Le livre qui a pour titre Séraphita est un gracieux monument comparable, pour la touchante poésie religieuse qu'il exprime, au chœur d'une belle église gothique. C'est une œuvre de foi, où l'âme chrétienne de l'écrivain aspirant au bonheur sans fin, souffrante ici-bas et inquiète du mystère de la mort, s'élève jusqu'à Dieu dans un sublime élan au sein des sphères supérieures de l'univers. Il y a dans Séraphita un roman à côté de l'œuvre mystique. Wilfrid et Minna, deux enfants de la Norvège, aiment un séraphin, un ange exilé: Séraphita pour Wilfrid, Séraphitus pour Minna. La mission de cet ange est de pénétrer de la parole divine l'âme des deux créatures qui se sont attachées à lui. Après leur avoir ainsi donné la foi en la vie éternelle, il remonte aux cieux en leur présence, ne laissant plus au cœur des deux mortels qu'un désir, celui d'aller à Dieu.

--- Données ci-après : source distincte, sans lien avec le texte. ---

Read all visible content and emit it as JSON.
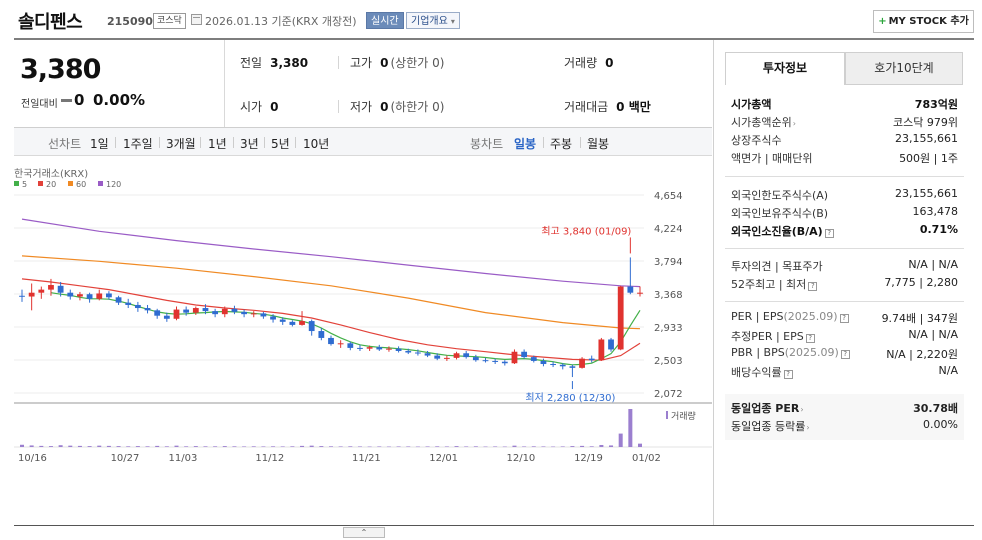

Cette œuvre délicate, où abondent les charmes du mysticisme et de l'extase, a été inspirée à Balzac par la lecture du fameux ouvrage du visionnaire Swedenborg. Elle renferme une traduction résumée de la doctrine du philosophe suédois, qui ne peut

être appréciée et comprise que par un fervent spiritualiste. Ce qu'il y a pour nous de plus attachant dans ce livre, c'est l'ensemble des preuves de l'immortalité de l'âme, qui y sont écrites avec la lumineuse intelligence d'un apôtre. L'auteur fait gravir au séraphin, à Wilfrid et à Minna, les sommets du Falberg, le << Bonnet de Glace », sorte de pic en aiguille, couvert de neige d'une blancheur immaculée, qui s'élance dans les nues comme une flèche de cathédrale, et forme une poétique image des aspirations constantes de l'âme humaine vers le ciel. « Là, dit Balzac, on respire les pensées de Dieu comme un parfum. Sur ces sommets disparaissent les nuances des expressions terrestres. Appuyé sur cette nature subtilisée par l'espace, on sent en soi plus de profondeur que d'esprit; on a plus de grandeur que d'enthousiasme, plus d'énergie que de volonté; on éprouve des sensations dont l'interprète n'est plus en nous. »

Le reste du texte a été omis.